De acordo com ele, a violência não termina na ação do agressor ou na morte da vítima. Suas sequelas são sentidas pelas testemunhas do ato e por familiares e amigos que perdem o ente querido. “Morrem, anualmente, cerca de 60 mil pessoas assassinadas e outras 60 mil no trânsito”, afirma Fiks. “Se pensarmos que, desses 120 mil indivíduos mortos, no mínimo cinco testemunhas e/ou parentes são afetados diretamente em decorrência do evento violento, teremos quase 1 milhão de pessoas vítimas do transtorno de estresse pós-traumático.”
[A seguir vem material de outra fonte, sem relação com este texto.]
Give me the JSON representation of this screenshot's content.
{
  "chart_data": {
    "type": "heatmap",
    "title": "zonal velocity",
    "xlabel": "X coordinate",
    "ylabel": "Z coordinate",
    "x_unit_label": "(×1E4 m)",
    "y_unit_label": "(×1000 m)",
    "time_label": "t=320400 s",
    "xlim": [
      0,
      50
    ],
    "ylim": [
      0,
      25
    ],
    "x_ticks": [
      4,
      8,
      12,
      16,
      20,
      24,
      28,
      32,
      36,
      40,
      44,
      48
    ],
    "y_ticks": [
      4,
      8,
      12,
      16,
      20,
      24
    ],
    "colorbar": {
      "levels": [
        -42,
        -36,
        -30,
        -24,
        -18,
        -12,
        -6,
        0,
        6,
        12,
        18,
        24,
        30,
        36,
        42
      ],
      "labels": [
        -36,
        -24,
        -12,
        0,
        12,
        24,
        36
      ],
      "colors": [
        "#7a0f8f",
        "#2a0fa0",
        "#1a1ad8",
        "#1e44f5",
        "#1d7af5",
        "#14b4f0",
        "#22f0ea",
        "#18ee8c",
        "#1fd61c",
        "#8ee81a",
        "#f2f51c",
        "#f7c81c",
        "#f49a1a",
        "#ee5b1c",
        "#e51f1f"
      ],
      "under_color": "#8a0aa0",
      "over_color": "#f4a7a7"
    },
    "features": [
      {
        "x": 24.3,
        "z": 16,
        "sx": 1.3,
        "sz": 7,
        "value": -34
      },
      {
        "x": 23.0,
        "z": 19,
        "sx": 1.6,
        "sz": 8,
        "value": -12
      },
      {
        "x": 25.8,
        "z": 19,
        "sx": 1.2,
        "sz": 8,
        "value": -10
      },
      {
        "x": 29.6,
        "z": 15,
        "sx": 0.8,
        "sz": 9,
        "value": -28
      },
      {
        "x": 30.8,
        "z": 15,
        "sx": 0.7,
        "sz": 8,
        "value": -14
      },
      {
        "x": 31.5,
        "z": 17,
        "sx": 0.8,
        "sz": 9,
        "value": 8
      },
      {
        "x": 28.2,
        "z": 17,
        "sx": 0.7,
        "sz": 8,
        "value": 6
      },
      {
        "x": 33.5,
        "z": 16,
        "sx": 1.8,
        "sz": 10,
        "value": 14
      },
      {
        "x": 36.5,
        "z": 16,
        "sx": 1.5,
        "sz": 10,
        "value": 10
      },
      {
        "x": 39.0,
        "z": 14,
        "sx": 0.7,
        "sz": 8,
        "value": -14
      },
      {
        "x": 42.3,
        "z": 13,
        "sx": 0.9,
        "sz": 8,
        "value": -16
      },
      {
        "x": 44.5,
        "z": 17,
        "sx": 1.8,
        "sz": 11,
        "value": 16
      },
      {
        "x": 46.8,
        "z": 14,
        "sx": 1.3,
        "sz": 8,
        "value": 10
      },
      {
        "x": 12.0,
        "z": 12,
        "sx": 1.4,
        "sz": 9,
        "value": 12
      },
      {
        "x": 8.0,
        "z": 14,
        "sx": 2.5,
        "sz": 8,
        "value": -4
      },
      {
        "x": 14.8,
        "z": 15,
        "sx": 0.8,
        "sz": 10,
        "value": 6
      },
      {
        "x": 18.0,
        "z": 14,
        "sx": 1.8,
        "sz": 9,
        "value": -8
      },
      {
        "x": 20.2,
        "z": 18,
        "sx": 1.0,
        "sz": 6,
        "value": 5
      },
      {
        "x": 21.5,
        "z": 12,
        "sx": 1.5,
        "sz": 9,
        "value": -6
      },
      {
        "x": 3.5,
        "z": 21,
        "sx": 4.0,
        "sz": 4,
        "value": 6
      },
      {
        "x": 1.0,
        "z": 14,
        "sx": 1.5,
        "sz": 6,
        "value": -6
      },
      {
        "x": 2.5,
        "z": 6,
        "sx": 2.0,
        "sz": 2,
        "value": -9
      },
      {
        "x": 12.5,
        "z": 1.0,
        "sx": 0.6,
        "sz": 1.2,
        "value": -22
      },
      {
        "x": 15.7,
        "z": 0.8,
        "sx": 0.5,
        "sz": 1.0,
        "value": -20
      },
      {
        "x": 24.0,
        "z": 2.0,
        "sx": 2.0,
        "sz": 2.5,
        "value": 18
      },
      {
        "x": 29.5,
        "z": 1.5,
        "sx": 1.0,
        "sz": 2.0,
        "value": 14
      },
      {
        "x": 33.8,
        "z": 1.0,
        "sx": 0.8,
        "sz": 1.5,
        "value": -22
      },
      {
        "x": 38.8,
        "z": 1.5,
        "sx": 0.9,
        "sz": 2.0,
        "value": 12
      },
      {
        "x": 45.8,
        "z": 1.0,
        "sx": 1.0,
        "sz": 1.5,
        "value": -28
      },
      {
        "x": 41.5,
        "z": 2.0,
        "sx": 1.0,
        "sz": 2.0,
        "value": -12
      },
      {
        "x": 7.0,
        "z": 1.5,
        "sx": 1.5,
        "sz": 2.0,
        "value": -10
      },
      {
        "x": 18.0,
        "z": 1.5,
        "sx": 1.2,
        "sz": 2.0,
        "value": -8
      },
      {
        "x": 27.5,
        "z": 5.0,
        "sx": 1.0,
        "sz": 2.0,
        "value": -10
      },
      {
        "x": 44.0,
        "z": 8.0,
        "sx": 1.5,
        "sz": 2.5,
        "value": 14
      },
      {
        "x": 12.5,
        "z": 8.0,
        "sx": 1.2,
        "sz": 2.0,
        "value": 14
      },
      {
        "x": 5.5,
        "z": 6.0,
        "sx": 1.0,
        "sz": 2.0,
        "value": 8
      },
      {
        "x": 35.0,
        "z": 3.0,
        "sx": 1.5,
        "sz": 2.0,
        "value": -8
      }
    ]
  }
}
O transtorno de estresse pós-traumático (TEPT) é uma condição psiquiátrica de sofrimento psíquico devida à revivescência sistemática do trauma por meio de lembranças e pesadelos. No Prove, 60% dos atendimentos adultos realizados em 2015 são referentes a assaltos e abuso sexual e, entre as crianças e adolescentes, os principais tipos de violência sofrida correspondem a abuso sexual (59%) e maus-tratos (18%). 

Nesta edição, pretendemos oferecer uma reflexão sobre as causas da intolerância e da violência, além de discutir práticas capazes de criar alternativas que possibilitem a superação desse quadro repleto de dramas e tragédias.